Monday, Oct. 30, 1933
Klemperer in Los Angeles
If towering Otto Klemperer felt last spring that like Job he had been afflicted beyond reason, he must have been in good measure repaid when he walked on to the stage in the Los Angeles Auditorium last week and 5,000 Californians stood up to welcome him as conductor of the Philharmonic Orchestra. Because he was a Jew, Conductor Klemperer was pommeled last spring by a band of Nazi youths.
Adolf Hitler repudiated his Berlin State Opera contract which had four more years to run (TIME, June 19). Fortunately for Klemperer and for Los Angeles. William Andrews Clark Jr. was aware of the big German's capabilities. Mr. Clark had supported the Los Angeles Orchestra for 14 years on the copper fortune left him by his father, the late fierce-whiskered Senator from Montana. Last spring he announced that he could do so for only one more season. Klemperer needed a job; Los Angeles needed a strong conductor to build up public subscriptions.

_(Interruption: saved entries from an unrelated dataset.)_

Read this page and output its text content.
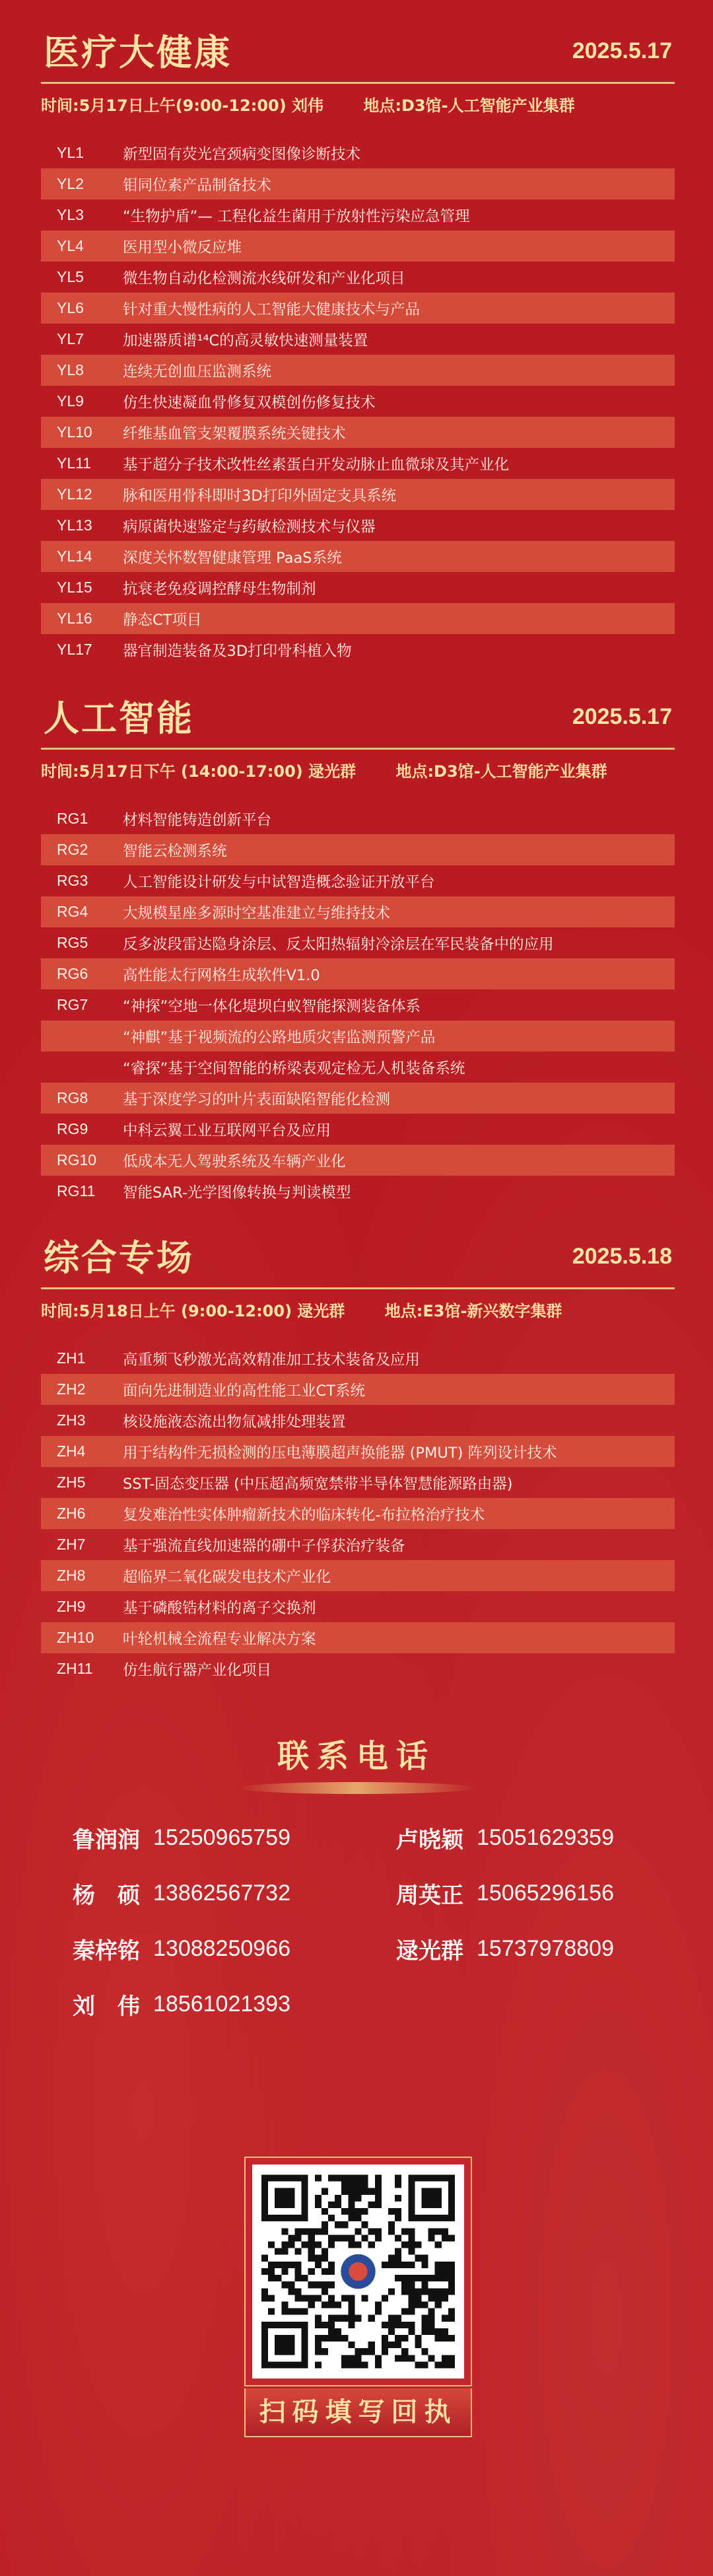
医疗大健康	2025.5.17
时间:5月17日上午(9:00-12:00) 刘伟	地点:D3馆-人工智能产业集群
YL1	新型固有荧光宫颈病变图像诊断技术
YL2	钼同位素产品制备技术
YL3	“生物护盾”— 工程化益生菌用于放射性污染应急管理
YL4	医用型小微反应堆
YL5	微生物自动化检测流水线研发和产业化项目
YL6	针对重大慢性病的人工智能大健康技术与产品
YL7	加速器质谱¹⁴C的高灵敏快速测量装置
YL8	连续无创血压监测系统
YL9	仿生快速凝血骨修复双模创伤修复技术
YL10	纤维基血管支架覆膜系统关键技术
YL11	基于超分子技术改性丝素蛋白开发动脉止血微球及其产业化
YL12	脉和医用骨科即时3D打印外固定支具系统
YL13	病原菌快速鉴定与药敏检测技术与仪器
YL14	深度关怀数智健康管理 PaaS系统
YL15	抗衰老免疫调控酵母生物制剂
YL16	静态CT项目
YL17	器官制造装备及3D打印骨科植入物
人工智能	2025.5.17
时间:5月17日下午 (14:00-17:00) 逯光群	地点:D3馆-人工智能产业集群
RG1	材料智能铸造创新平台
RG2	智能云检测系统
RG3	人工智能设计研发与中试智造概念验证开放平台
RG4	大规模星座多源时空基准建立与维持技术
RG5	反多波段雷达隐身涂层、反太阳热辐射冷涂层在军民装备中的应用
RG6	高性能太行网格生成软件V1.0
RG7	“神探”空地一体化堤坝白蚁智能探测装备体系
“神麒”基于视频流的公路地质灾害监测预警产品
“睿探”基于空间智能的桥梁表观定检无人机装备系统
RG8	基于深度学习的叶片表面缺陷智能化检测
RG9	中科云翼工业互联网平台及应用
RG10	低成本无人驾驶系统及车辆产业化
RG11	智能SAR-光学图像转换与判读模型
综合专场	2025.5.18
时间:5月18日上午 (9:00-12:00) 逯光群	地点:E3馆-新兴数字集群
ZH1	高重频飞秒激光高效精准加工技术装备及应用
ZH2	面向先进制造业的高性能工业CT系统
ZH3	核设施液态流出物氚减排处理装置
ZH4	用于结构件无损检测的压电薄膜超声换能器 (PMUT) 阵列设计技术
ZH5	SST-固态变压器 (中压超高频宽禁带半导体智慧能源路由器)
ZH6	复发难治性实体肿瘤新技术的临床转化-布拉格治疗技术
ZH7	基于强流直线加速器的硼中子俘获治疗装备
ZH8	超临界二氧化碳发电技术产业化
ZH9	基于磷酸锆材料的离子交换剂
ZH10	叶轮机械全流程专业解决方案
ZH11	仿生航行器产业化项目
联系电话
鲁润润 15250965759	卢晓颖 15051629359
杨　硕 13862567732	周英正 15065296156
秦梓铭 13088250966	逯光群 15737978809
刘　伟 18561021393
扫码填写回执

Last week both Klemperer and Los Angeles appeared to have found what they wanted. Klemperer, 48, so tall (6 ft. 4 in.) that he uses no podium, gave stirring vitality to Bach, Stravinsky, Beethoven. He was as exciting to watch as the music he made, quivering his left hand like a violinist until he got the volume he wanted, rocking back and forth for a gentle andante, jerking his head so violently for climaxes that his glasses kept sliding down his nose. Mr. Clark admires Klemperer so much that he hurried back from Europe for last week's concert, personally introduced the new conductor to the orchestramen, took him into his home to live. Mr. Clark's enthusiasm aroused nearly as much hope in Los Angeles last week as Conductor Klemperer's first performance. It was whispered about that he might change his mind and go on providing, in part at least, for the orchestra he founded and subsidized to the tune of some $200,000 a year.